Riportiamo ampi stralci del dialogo tra Oleksandra Romancova e Filippo Perrini, presidente della Cooperativa cattolico-democratica che ha promosso l’iniziativa, insieme a Russia Cristiana e a Memorial Italia.
Perrini
Nel maggio dello scorso anno abbiamo avuto come ospite Tat’jana Bonner, figlia adottiva di Andrej Sacharov, che ha lanciato al pubblico italiano una sfida di grande attualità. Quando le hanno chiesto perché così pochi russi partecipano all’opposizione, Bonner ha risposto: «E gli italiani nel ventennio fascista cos’hanno fatto?».
La mia prima domanda riguarda pertanto quello che hanno fatto gli ucraini per rispondere alla violenza, e in particolare, come e quando è nato il Centro per le libertà civili di Kiev di cui lei fa parte? Di che attività si occupava prima dello scoppio della guerra? L’invasione russa dell’Ucraina iniziata nel febbraio 2022 ha cambiato il profilo della vostra associazione e il vostro lavoro?
Romancova
È per me un grande onore partecipare a questo Festival, il cui titolo è molto importante per ognuno di noi. Proprio qualche giorno fa contro l’Ucraina è stato sferrato uno dei peggiori attacchi dall’inizio della guerra, circa 190 razzi lanciati non su obiettivi militari, ma su abitazioni civili.
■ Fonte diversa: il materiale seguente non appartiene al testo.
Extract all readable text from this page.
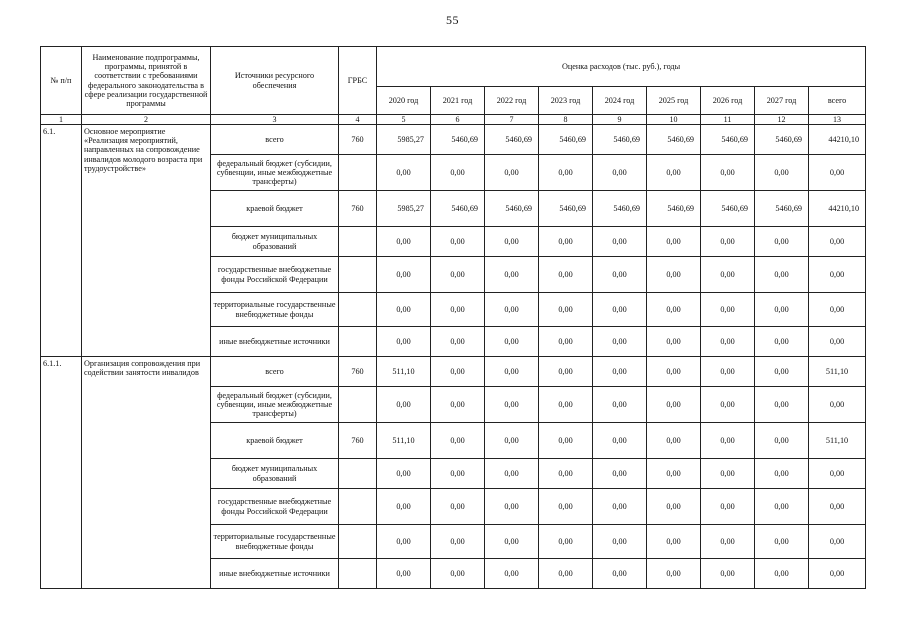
55
№ п/п	Наименование подпрограммы, программы, принятой в соответствии с требованиями федерального законодательства в сфере реализации государственной программы	Источники ресурсного обеспечения	ГРБС	Оценка расходов (тыс. руб.), годы								
				2020 год	2021 год	2022 год	2023 год	2024 год	2025 год	2026 год	2027 год	всего
1	2	3	4	5	6	7	8	9	10	11	12	13
6.1.	Основное мероприятие «Реализация мероприятий, направленных на сопровождение инвалидов молодого возраста при трудоустройстве»	всего	760	5985,27	5460,69	5460,69	5460,69	5460,69	5460,69	5460,69	5460,69	44210,10
		федеральный бюджет (субсидии, субвенции, иные межбюджетные трансферты)		0,00	0,00	0,00	0,00	0,00	0,00	0,00	0,00	0,00
		краевой бюджет	760	5985,27	5460,69	5460,69	5460,69	5460,69	5460,69	5460,69	5460,69	44210,10
		бюджет муниципальных образований		0,00	0,00	0,00	0,00	0,00	0,00	0,00	0,00	0,00
		государственные внебюджетные фонды Российской Федерации		0,00	0,00	0,00	0,00	0,00	0,00	0,00	0,00	0,00
		территориальные государственные внебюджетные фонды		0,00	0,00	0,00	0,00	0,00	0,00	0,00	0,00	0,00
		иные внебюджетные источники		0,00	0,00	0,00	0,00	0,00	0,00	0,00	0,00	0,00
6.1.1.	Организация сопровождения при содействии занятости инвалидов	всего	760	511,10	0,00	0,00	0,00	0,00	0,00	0,00	0,00	511,10
		федеральный бюджет (субсидии, субвенции, иные межбюджетные трансферты)		0,00	0,00	0,00	0,00	0,00	0,00	0,00	0,00	0,00
		краевой бюджет	760	511,10	0,00	0,00	0,00	0,00	0,00	0,00	0,00	511,10
		бюджет муниципальных образований		0,00	0,00	0,00	0,00	0,00	0,00	0,00	0,00	0,00
		государственные внебюджетные фонды Российской Федерации		0,00	0,00	0,00	0,00	0,00	0,00	0,00	0,00	0,00
		территориальные государственные внебюджетные фонды		0,00	0,00	0,00	0,00	0,00	0,00	0,00	0,00	0,00
		иные внебюджетные источники		0,00	0,00	0,00	0,00	0,00	0,00	0,00	0,00	0,00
Oggi si dice che siamo al millesimo giorno di guerra, intendendo quella in corso dal 2022, ma in realtà è nel 2014 che ho registrato il primo caso di detenzione illegale di civili, tenuti prigionieri per oltre sei mesi nel Donbass. Per noi il vero anno di svolta, in cui di fatto è cominciata la guerra, è stato il 2014. Prima di allora, la nostra associazione si occupava dei diritti civili in generale che venivano violati in Ucraina: protestavamo contro gli atti di violenza della polizia, contro la violenza del regime di Janukovič e contro le repressioni delle manifestazioni che si svolgevano in quel periodo. Abbiamo anche collaborato con degli attivisti civili della Bielorussa e della Russia, dove erano evidenti le violenze già in atto. Abbiamo reagito alle situazioni createsi in Armenia, in Georgia, in Azerbajdžan e in Asia Centrale; abbiamo dimostrato la nostra solidarietà agli attivisti civili nei Balcani e anche nell’America del Sud, per cui, quando nel 2014 abbiamo iniziato a registrare i crimini di guerra commessi dai soldati russi, tutti gli attivisti civili ci hanno sostenuto.
Dal 2014 al 2022 abbiamo già registrato circa 20.000 crimini di guerra compiuti dai soldati russi in territorio ucraino e in Crimea, mentre dal 2022 a oggi ne abbiamo registrati più di 81.000. Di fatto, dal 2022 il nostro lavoro è aumentato sensibilmente, ma non è cambiato. Se dal 2014 al 2022 ci siamo occupati di circa 300 ostaggi detenuti dai russi, dal 2022 a oggi sono circa 10.000 gli ostaggi militari e civili che vengono tenuti prigionieri e per i quali stiamo lottando.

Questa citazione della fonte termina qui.